Where we slept in the first hostel. Really nice room – very clean. Familiar bed.16-Jun-2009 15:54, FUJIFILM FinePix A345, 2.8, 5.8mm, 0.192 sec, ISO 100
After we had settled, we realized that (despite all of the free food) we were hungry for a full-sized meal. We all trooped out of the hostel, and went to a restaurant just down the street.
Good food. I had a macaroni, chicken, broccoli, and cheese casarole. I also took this opportunity to send very short emails to my parents and my girlfriend Em with Una’s iPhone (the restaurant, despite looking like the Three Bears’ cottage, had wi-fi).

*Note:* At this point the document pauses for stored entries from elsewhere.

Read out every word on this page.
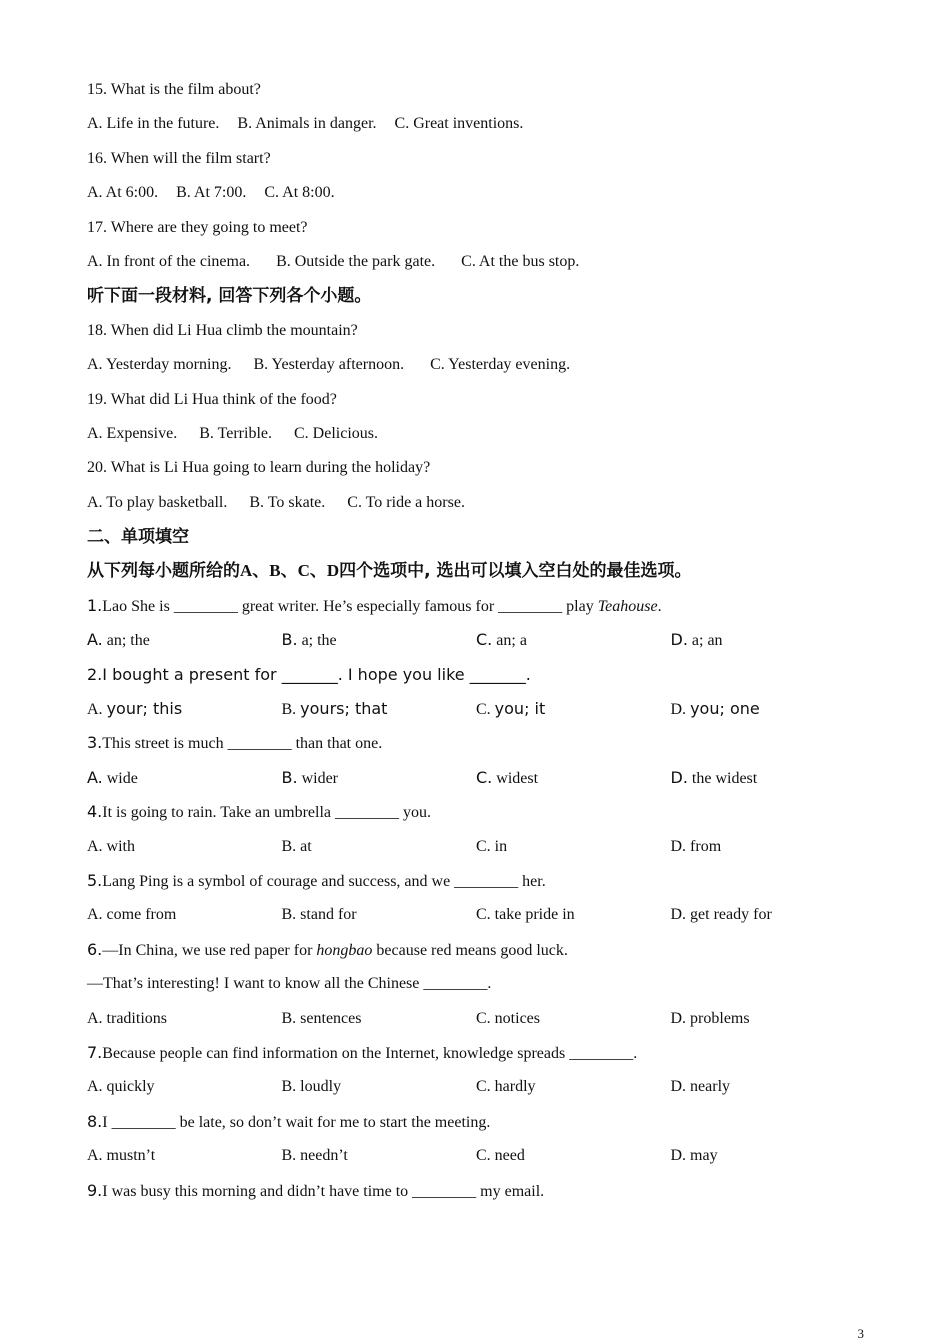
15. What is the film about?
A. Life in the future. B. Animals in danger. C. Great inventions.
16. When will the film start?
A. At 6:00. B. At 7:00. C. At 8:00.
17. Where are they going to meet?
A. In front of the cinema. B. Outside the park gate. C. At the bus stop.
听下面一段材料, 回答下列各个小题。
18. When did Li Hua climb the mountain?
A. Yesterday morning. B. Yesterday afternoon. C. Yesterday evening.
19. What did Li Hua think of the food?
A. Expensive. B. Terrible. C. Delicious.
20. What is Li Hua going to learn during the holiday?
A. To play basketball. B. To skate. C. To ride a horse.
二、单项填空
从下列每小题所给的A、B、C、D四个选项中, 选出可以填入空白处的最佳选项。
1.Lao She is ________ great writer. He’s especially famous for ________ play Teahouse.
A. an; the	B. a; the	C. an; a	D. a; an
2.I bought a present for _______. I hope you like _______.
A. your; this	B. yours; that	C. you; it	D. you; one
3.This street is much ________ than that one.
A. wide	B. wider	C. widest	D. the widest
4.It is going to rain. Take an umbrella ________ you.
A. with	B. at	C. in	D. from
5.Lang Ping is a symbol of courage and success, and we ________ her.
A. come from	B. stand for	C. take pride in	D. get ready for
6.—In China, we use red paper for hongbao because red means good luck.
—That’s interesting! I want to know all the Chinese ________.
A. traditions	B. sentences	C. notices	D. problems
7.Because people can find information on the Internet, knowledge spreads ________.
A. quickly	B. loudly	C. hardly	D. nearly
8.I ________ be late, so don’t wait for me to start the meeting.
A. mustn’t	B. needn’t	C. need	D. may
9.I was busy this morning and didn’t have time to ________ my email.
3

Eating at our first Polish restaurant. Very rustic…Three-Bears-ish.16-Jun-2009 09:16, FUJIFILM FinePix A345, 2.8, 5.8mm, 0.033 sec, ISO 400
My first traditional Polish meal. Brocolli, chicken, cheese, macaroni cassarole. Nice.16-Jun-2009 10:16, FUJIFILM FinePix A345, 2.81, 5.8mm, 0.033 sec, ISO 100
The effects of sleep deprevation were really taking their toll. The jokes were non-sensical. I couldn’t tell if I was hungry, but I ate anyways. In my opinion, we were all (understandably) burnt out.
While it would have been nice to just curl up and go to bed (awake for over 24 hours at this point), Tamara advised us that it would be wisest for us to stay up as late as possible so as to not completely screw over our sleep cycle.
So, instead of going back to the hostel, the lot of us hit the pavement, and we started checking out Warsaw.